Birmingham Council created a new scheme in 2014 which allows local authorities to work together to share information.
Stephen Rimmer, regional strategic lead on preventing violence against vulnerable people, said that he had faith the new system.
“I am clear this framework has been seriously road-tested operationally over the last 12 months and reflects major learning nationally and locally over that period,” he said.
“There is strong commitment from the agencies to work together to protect our children and to hold the abusers to account – but we need to work better with young people, parents and communities.”
Rimmer added the new figures showed there was more work to be done to tackle the threat of child sex exploitation.
“The latest figures show that there are now 720 girls and boys on our ‘risk radar’ – this is much closer to the real figure than ever before and we are collectively determined to do all we can to protect them all, and to bear down on the 372 suspected offenders also identified,” he said.

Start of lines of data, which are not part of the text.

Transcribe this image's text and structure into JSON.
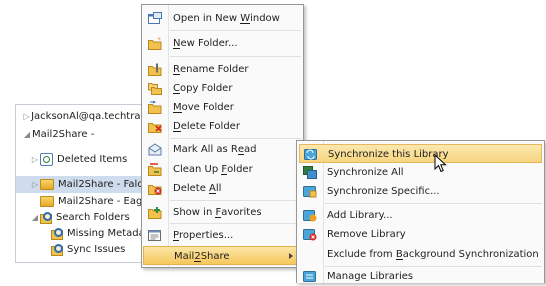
{
  "nav": {
    "rows": [
      {
        "toggle": "▷",
        "label": "JacksonAl@qa.techtra...",
        "icon": "none"
      },
      {
        "toggle": "◢",
        "label": "Mail2Share -",
        "icon": "none"
      },
      {
        "toggle": "▷",
        "label": "Deleted Items",
        "icon": "deleted-items-icon"
      },
      {
        "toggle": "▷",
        "label": "Mail2Share - Falc",
        "icon": "folder-icon"
      },
      {
        "toggle": "",
        "label": "Mail2Share - Eagl",
        "icon": "folder-icon"
      },
      {
        "toggle": "◢",
        "label": "Search Folders",
        "icon": "search-folder-icon"
      },
      {
        "toggle": "",
        "label": "Missing Metada",
        "icon": "search-folder-icon"
      },
      {
        "toggle": "",
        "label": "Sync Issues",
        "icon": "search-folder-icon"
      }
    ]
  },
  "context_menu": {
    "items": [
      {
        "pre": "Open in New ",
        "ul": "W",
        "post": "indow",
        "icon": "new-window-icon"
      },
      {
        "pre": "",
        "ul": "N",
        "post": "ew Folder...",
        "icon": "new-folder-icon"
      },
      {
        "pre": "",
        "ul": "R",
        "post": "ename Folder",
        "icon": "rename-folder-icon"
      },
      {
        "pre": "",
        "ul": "C",
        "post": "opy Folder",
        "icon": "copy-folder-icon"
      },
      {
        "pre": "",
        "ul": "M",
        "post": "ove Folder",
        "icon": "move-folder-icon"
      },
      {
        "pre": "",
        "ul": "D",
        "post": "elete Folder",
        "icon": "delete-folder-icon"
      },
      {
        "pre": "Mark All as R",
        "ul": "e",
        "post": "ad",
        "icon": "mark-read-icon"
      },
      {
        "pre": "Clean Up ",
        "ul": "F",
        "post": "older",
        "icon": "clean-up-icon"
      },
      {
        "pre": "Delete ",
        "ul": "A",
        "post": "ll",
        "icon": "delete-all-icon"
      },
      {
        "pre": "Show in ",
        "ul": "F",
        "post": "avorites",
        "icon": "favorites-icon"
      },
      {
        "pre": "",
        "ul": "P",
        "post": "roperties...",
        "icon": "properties-icon"
      },
      {
        "pre": "Mail",
        "ul": "2",
        "post": "Share",
        "icon": "none"
      }
    ]
  },
  "submenu": {
    "items": [
      {
        "pre": "Synchronize this Library",
        "ul": "",
        "post": "",
        "icon": "sync-library-icon"
      },
      {
        "pre": "Synchronize All",
        "ul": "",
        "post": "",
        "icon": "sync-all-icon"
      },
      {
        "pre": "Synchronize Specific...",
        "ul": "",
        "post": "",
        "icon": "sync-specific-icon"
      },
      {
        "pre": "Add Library...",
        "ul": "",
        "post": "",
        "icon": "add-library-icon"
      },
      {
        "pre": "Remove Library",
        "ul": "",
        "post": "",
        "icon": "remove-library-icon"
      },
      {
        "pre": "Exclude from ",
        "ul": "B",
        "post": "ackground Synchronization",
        "icon": "none"
      },
      {
        "pre": "Manage Libraries",
        "ul": "",
        "post": "",
        "icon": "manage-libraries-icon"
      }
    ]
  },
  "colors": {
    "menu_highlight": "#f6c75c",
    "nav_selected": "#cfdcee",
    "menu_border": "#979797"
  }
}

“We have more to do, but we are getting to grips with this serious problem, and putting the framework in place will be another major step forward.”
Assistant Chief Constable Carl Foulkes stressed the report gave “real insight” into the threat, saying that they were making “great steps” to improve.
“We have invested a significant amount of force resources and training into the service we provide and there is no doubt that there has been a significant cultural change,” he said.
“We are seeing more victims coming forward to report abuse, knowing we will take their allegations seriously and treat them sensitively and respectfully.”